Thanks for the detailed replies. I updated the Racket code and
Makefile to uses gcstats by default instead of debug@GC. In my tests,
this does not change worst-case latencies (I did not expect it
toreason it would), but the generated summary is nice and easier to
parse for non-experts than debug@GC output. The old instrumentation is
still available with run-racket-instrumented,
analyze-racket-instrumented. On my machine I get a realiable 145ms
worst-case latency on the updated benchmark -- with reduce memory
loads thanks to the bytestring suggestion.

I experimented with the case where the message (byte)strings are of
length 1 instead. In this case, I'm able to get a good compromise,
working with Matthew's suggestion that the rampup is difficult for the
incremental GC: if I perform explicit collections only during the
rampup period (when (and (i . < . window-size) (zero? ...))), I get
short pause times (30ms) with little costs in terms of throughput --
especially if I enlarge the total msg-count, which I think is fine.
However, I was unable to reproduce these rampup-only improvements with
1024.
(Another thing I found out is that the worst-case latency is very
sensitive to the choice of frequency of minor GCs during the rampup.

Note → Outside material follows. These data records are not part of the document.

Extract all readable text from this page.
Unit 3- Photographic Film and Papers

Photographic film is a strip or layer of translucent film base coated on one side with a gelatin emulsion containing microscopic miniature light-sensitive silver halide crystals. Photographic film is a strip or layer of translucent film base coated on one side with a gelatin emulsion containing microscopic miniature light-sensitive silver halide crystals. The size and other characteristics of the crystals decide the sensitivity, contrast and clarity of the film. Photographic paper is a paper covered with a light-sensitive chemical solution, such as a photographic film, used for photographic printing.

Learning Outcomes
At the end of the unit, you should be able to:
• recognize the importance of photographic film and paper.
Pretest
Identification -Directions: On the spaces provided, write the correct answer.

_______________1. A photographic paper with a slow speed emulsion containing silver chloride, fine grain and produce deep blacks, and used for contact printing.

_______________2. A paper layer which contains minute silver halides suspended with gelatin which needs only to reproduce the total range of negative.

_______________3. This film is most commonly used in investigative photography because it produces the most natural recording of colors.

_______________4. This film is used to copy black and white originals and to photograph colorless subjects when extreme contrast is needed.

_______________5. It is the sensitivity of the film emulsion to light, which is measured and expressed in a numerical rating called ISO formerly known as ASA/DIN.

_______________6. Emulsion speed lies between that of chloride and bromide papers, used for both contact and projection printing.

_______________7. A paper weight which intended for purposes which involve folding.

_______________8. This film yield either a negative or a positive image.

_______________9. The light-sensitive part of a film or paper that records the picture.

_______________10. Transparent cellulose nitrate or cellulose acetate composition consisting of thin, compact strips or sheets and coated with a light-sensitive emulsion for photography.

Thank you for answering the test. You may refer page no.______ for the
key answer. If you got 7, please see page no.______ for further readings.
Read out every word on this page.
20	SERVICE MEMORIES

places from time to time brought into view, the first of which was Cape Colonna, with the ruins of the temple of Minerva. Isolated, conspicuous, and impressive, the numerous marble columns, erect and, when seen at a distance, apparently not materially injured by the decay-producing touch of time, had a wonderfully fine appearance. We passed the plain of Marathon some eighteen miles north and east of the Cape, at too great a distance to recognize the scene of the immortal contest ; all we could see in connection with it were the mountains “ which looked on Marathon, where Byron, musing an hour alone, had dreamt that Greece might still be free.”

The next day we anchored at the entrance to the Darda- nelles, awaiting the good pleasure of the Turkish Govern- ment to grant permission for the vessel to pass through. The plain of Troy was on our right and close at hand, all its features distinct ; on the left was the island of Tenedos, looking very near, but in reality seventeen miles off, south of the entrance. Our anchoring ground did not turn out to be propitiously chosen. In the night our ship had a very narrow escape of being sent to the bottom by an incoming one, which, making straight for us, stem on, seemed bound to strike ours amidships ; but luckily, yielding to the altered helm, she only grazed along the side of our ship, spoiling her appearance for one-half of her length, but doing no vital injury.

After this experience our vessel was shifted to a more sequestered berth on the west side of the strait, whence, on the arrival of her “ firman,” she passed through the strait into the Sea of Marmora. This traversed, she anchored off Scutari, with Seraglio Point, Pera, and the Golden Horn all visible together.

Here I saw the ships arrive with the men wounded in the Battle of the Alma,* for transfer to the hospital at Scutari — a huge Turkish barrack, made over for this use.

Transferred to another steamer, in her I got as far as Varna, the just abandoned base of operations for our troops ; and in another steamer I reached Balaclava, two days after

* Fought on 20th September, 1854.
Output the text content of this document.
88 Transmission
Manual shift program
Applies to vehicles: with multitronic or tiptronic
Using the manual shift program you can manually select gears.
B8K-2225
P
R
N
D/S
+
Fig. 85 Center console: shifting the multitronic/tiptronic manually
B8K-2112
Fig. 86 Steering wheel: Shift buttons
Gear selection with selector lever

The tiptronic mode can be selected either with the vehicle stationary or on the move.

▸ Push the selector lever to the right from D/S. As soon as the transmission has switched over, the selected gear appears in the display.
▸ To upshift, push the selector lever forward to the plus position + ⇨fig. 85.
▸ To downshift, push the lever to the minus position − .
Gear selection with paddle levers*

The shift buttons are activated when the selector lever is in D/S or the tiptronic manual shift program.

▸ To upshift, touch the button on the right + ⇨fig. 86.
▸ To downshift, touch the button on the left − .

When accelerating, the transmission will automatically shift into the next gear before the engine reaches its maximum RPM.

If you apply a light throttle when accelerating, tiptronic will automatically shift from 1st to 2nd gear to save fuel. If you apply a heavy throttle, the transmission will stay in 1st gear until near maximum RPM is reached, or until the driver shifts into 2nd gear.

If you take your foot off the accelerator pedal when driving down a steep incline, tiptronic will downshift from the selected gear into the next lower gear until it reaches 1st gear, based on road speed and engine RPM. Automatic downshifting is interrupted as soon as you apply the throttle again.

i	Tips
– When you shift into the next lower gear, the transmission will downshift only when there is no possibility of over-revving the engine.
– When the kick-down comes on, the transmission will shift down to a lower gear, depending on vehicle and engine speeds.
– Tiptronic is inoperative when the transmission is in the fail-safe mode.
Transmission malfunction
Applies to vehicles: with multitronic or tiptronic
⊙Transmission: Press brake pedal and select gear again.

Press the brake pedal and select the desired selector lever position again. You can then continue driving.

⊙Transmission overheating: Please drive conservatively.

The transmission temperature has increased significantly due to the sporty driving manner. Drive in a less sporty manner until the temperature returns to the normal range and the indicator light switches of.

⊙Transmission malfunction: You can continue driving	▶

I
got nice results with modulo 100, but worse results with modulo 50 or
even modulo 70.)

Matthew: I would like to eventually write a blog post to report on my
findings for OCaml and Racket, and of course if would be nice if
Racket looked as good as reasonably possible¹. If you were willing to
make publicly available a patchset with your GC tuning on top of
Racket's current master branch (or whatever; or apply them to master
directly, of course), I would be glad to report the numbers using
them.

Hoping to improve on the ramp-up issue, I tried to build the
window-sized chan as an associative list, and build the immutable
hashtable with (make-immutable-hash window), perform a major GC after
that, and only then start the steady-state loop that inserts and
removes from the hashtable. This did not improve thing; thinking back,
it's natural it makes no different to the GC whether the ramp-up
allocations are stored in an alist rather than in an immutable table.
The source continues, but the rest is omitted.